If you look at the upcoming episodes for CBS’s signature procedural series C.S.I., you’ll see that an episode called “Sqweegel” is set to air on Oct. 14, 2010. For any casual viewer, that means very little, but for those familiar with C.S.I. creator Anthony E. Zuiker’s “digi-novel” series Level 26, it means that the cross-platform franchise is adding at least one more platform.
Level 26: Dark Origins, released last fall, was an international best-seller with a unique twist: an extensive web component which included video interstitials that directly tied into the book’s action. The follow-up, Dark Prophecy, is taking lessons learned over the course of Dark Origins, plus the release of the iPad, and building upon the franchise — beginning when the book comes out on Oct. 14, the same day the “Sqweegel” episode airs.
While the original “white” Sqweegel was (spoilers) killed at the end of the first book, C.S.I.‘s beloved team of crime scene investigators will be tracking a “black” Sqweegel (whose existence was suggested to readers at the end of Dark Origins). It’s this black Sqweegel — played by Daniel Browning Smith, the same actor from the Dark Origins web videos — who will not only figure in the C.S.I. episode but, potentially, some of the action in Dark Prophecy.
Zuiker, who wrote the upcoming “Sqweegel” episode, said via phone that Sqweegel is the only character from the Level 26 franchise who will appear on C.S.I., and in order to use him on the show the rights had to be negotiated with CBS, as Zuiker retains ownership.
However, Zuiker didn’t exactly play hardball in the negotiations — CBS is being charged $1 for the character rights — because the opportunity is to introduce the Level 26 franchise in front of a national television audience, on the same day that the new book is released. “All you can do is put 15 million people in front of your main character and tell them there’s a book in stores,” Zuiker said.
Dark Prophecy takes place chronologically after the C.S.I. episode, continuing the action while focusing more on protagonist Steve Dark and his back-story. “We were so villain-centric in Dark Origins,” Zuiker said, “that we had to make book two a coming out party for our James Bond, so to speak.”
Like the first book, the second book will include an EQAL-built website that hosts videos, written and directed by Zuiker, unlocked by codes found at the end of chapters. But this new round of interstitials, rather than representing missing scenes from the novel, are instead installments of an hour-long movie that can also be viewed as a stand-alone experience. (Making the film more stand-alone from the novel sounds like a dramatic improvement over Dark Origins, given that putting down the book to watch some video on a computer wasn’t a streamlined experience for me.)
In the film (shot over six days on the Canon 5D), a tarot reader played by Justine Bateman does a reading for Steve Dark, triggering flashbacks to key moments in Dark’s life as well as connecting to the main action of the book (where Dark is tracking a tarot-themed string of killings). Chronologically, the film takes place about halfway through the second book, but scenes from the first book, such as Dark’s confrontation with the original white Sqweegel, will be dramatized as a result.

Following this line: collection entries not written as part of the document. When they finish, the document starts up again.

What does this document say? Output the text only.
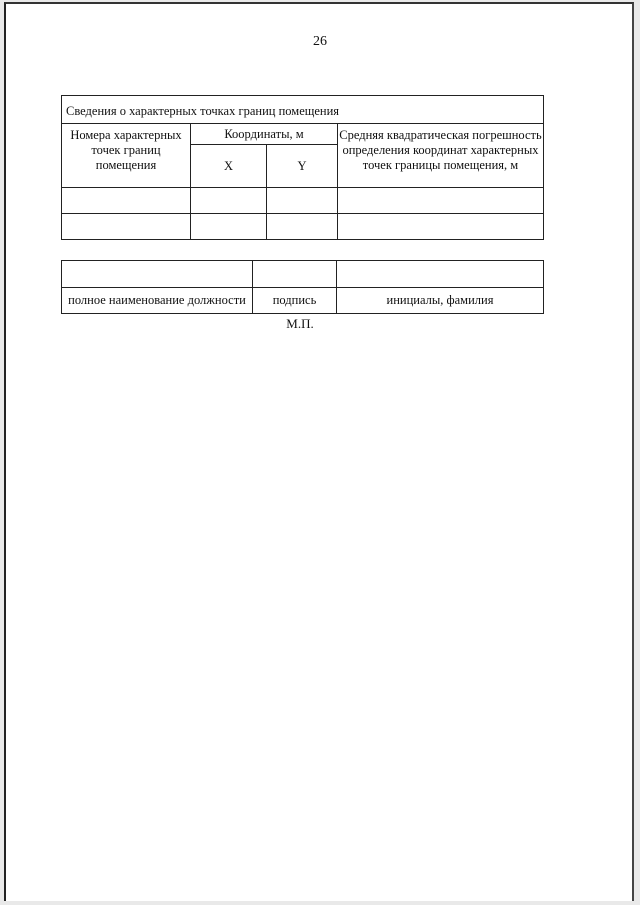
26
Сведения о характерных точках границ помещения			
Номера характерных точек границ помещения	Координаты, м		Средняя квадратическая погрешность определения координат характерных точек границы помещения, м
	X	Y	

полное наименование должности	подпись	инициалы, фамилия
М.П.
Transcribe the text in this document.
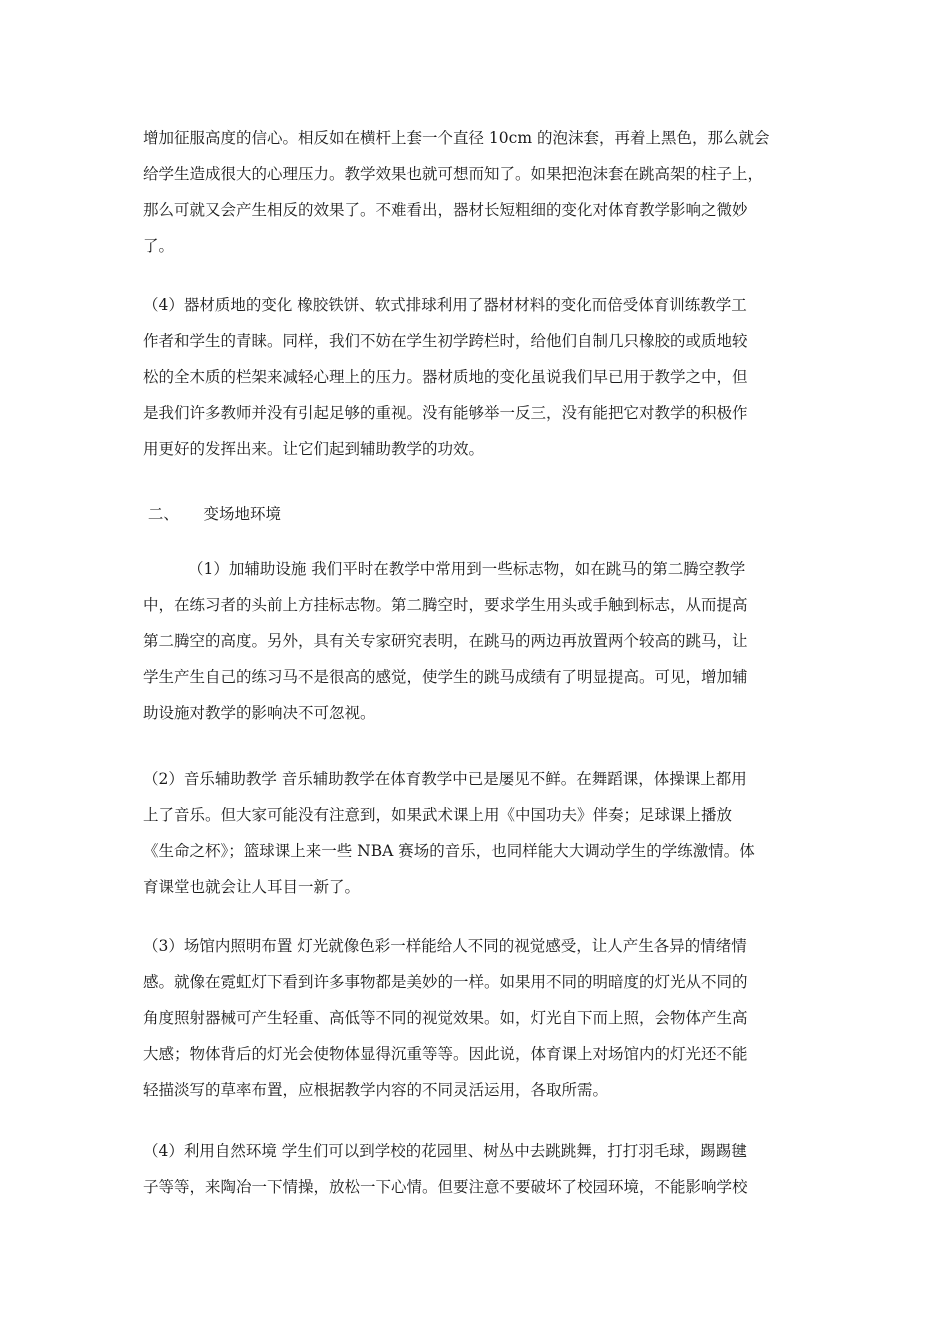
增加征服高度的信心。相反如在横杆上套一个直径 10cm 的泡沫套，再着上黑色，那么就会
给学生造成很大的心理压力。教学效果也就可想而知了。如果把泡沫套在跳高架的柱子上，
那么可就又会产生相反的效果了。不难看出，器材长短粗细的变化对体育教学影响之微妙
了。

（4）器材质地的变化 橡胶铁饼、软式排球利用了器材材料的变化而倍受体育训练教学工
作者和学生的青睐。同样，我们不妨在学生初学跨栏时，给他们自制几只橡胶的或质地较
松的全木质的栏架来减轻心理上的压力。器材质地的变化虽说我们早已用于教学之中，但
是我们许多教师并没有引起足够的重视。没有能够举一反三，没有能把它对教学的积极作
用更好的发挥出来。让它们起到辅助教学的功效。

二、     变场地环境

（1）加辅助设施 我们平时在教学中常用到一些标志物，如在跳马的第二腾空教学
中，在练习者的头前上方挂标志物。第二腾空时，要求学生用头或手触到标志，从而提高
第二腾空的高度。另外，具有关专家研究表明，在跳马的两边再放置两个较高的跳马，让
学生产生自己的练习马不是很高的感觉，使学生的跳马成绩有了明显提高。可见，增加辅
助设施对教学的影响决不可忽视。

（2）音乐辅助教学 音乐辅助教学在体育教学中已是屡见不鲜。在舞蹈课，体操课上都用
上了音乐。但大家可能没有注意到，如果武术课上用《中国功夫》伴奏；足球课上播放
《生命之杯》；篮球课上来一些 NBA 赛场的音乐，也同样能大大调动学生的学练激情。体
育课堂也就会让人耳目一新了。

（3）场馆内照明布置 灯光就像色彩一样能给人不同的视觉感受，让人产生各异的情绪情
感。就像在霓虹灯下看到许多事物都是美妙的一样。如果用不同的明暗度的灯光从不同的
角度照射器械可产生轻重、高低等不同的视觉效果。如，灯光自下而上照，会物体产生高
大感；物体背后的灯光会使物体显得沉重等等。因此说，体育课上对场馆内的灯光还不能
轻描淡写的草率布置，应根据教学内容的不同灵活运用，各取所需。

（4）利用自然环境 学生们可以到学校的花园里、树丛中去跳跳舞，打打羽毛球，踢踢毽
子等等，来陶冶一下情操，放松一下心情。但要注意不要破坏了校园环境，不能影响学校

If you have an iPad, though, it’s a whole different ball game. The Level 26 app will be available for $13 sometime close to Halloween, and will offer three different levels of user experience.
The easy option will let the reader just read the book cover-to-cover; selecting the intermediate option incorporates the video interstitials with the book. And the expert setting takes things up a notch: Readers won’t just be able to read the text and watch the video — they’ll be able to collect evidence, interact with clues buried in the text and discover all sorts of other “bells and whistles.”
“The iPad is the perfect fit for the digi-novel,” Zuiker said. “So we’re putting a lot of effort into trying to lick that core experience.”
The total budget for the experience, according to Zuiker, was $700,000: $250,000 going towards the video production, the rest going towards elements like the iPad development and paying the book’s co-writer Duane Swierczynski. While Zuiker hasn’t yet seen any money from book sales, the book’s success overseas has helped the experience pay off. “Rumor has it we’re breaking even on all three books based on the results of book one,” he said, “So books two and three will be profitable.”
The value to Zuiker, though, is being able to own the rights to his content and play with it. “It’s a training ground for my directing and a training ground for the digi-novel,” he said. “The future of content creation is ownership. We’re like mini-production studios. We’re able to control everything — from the website to production.”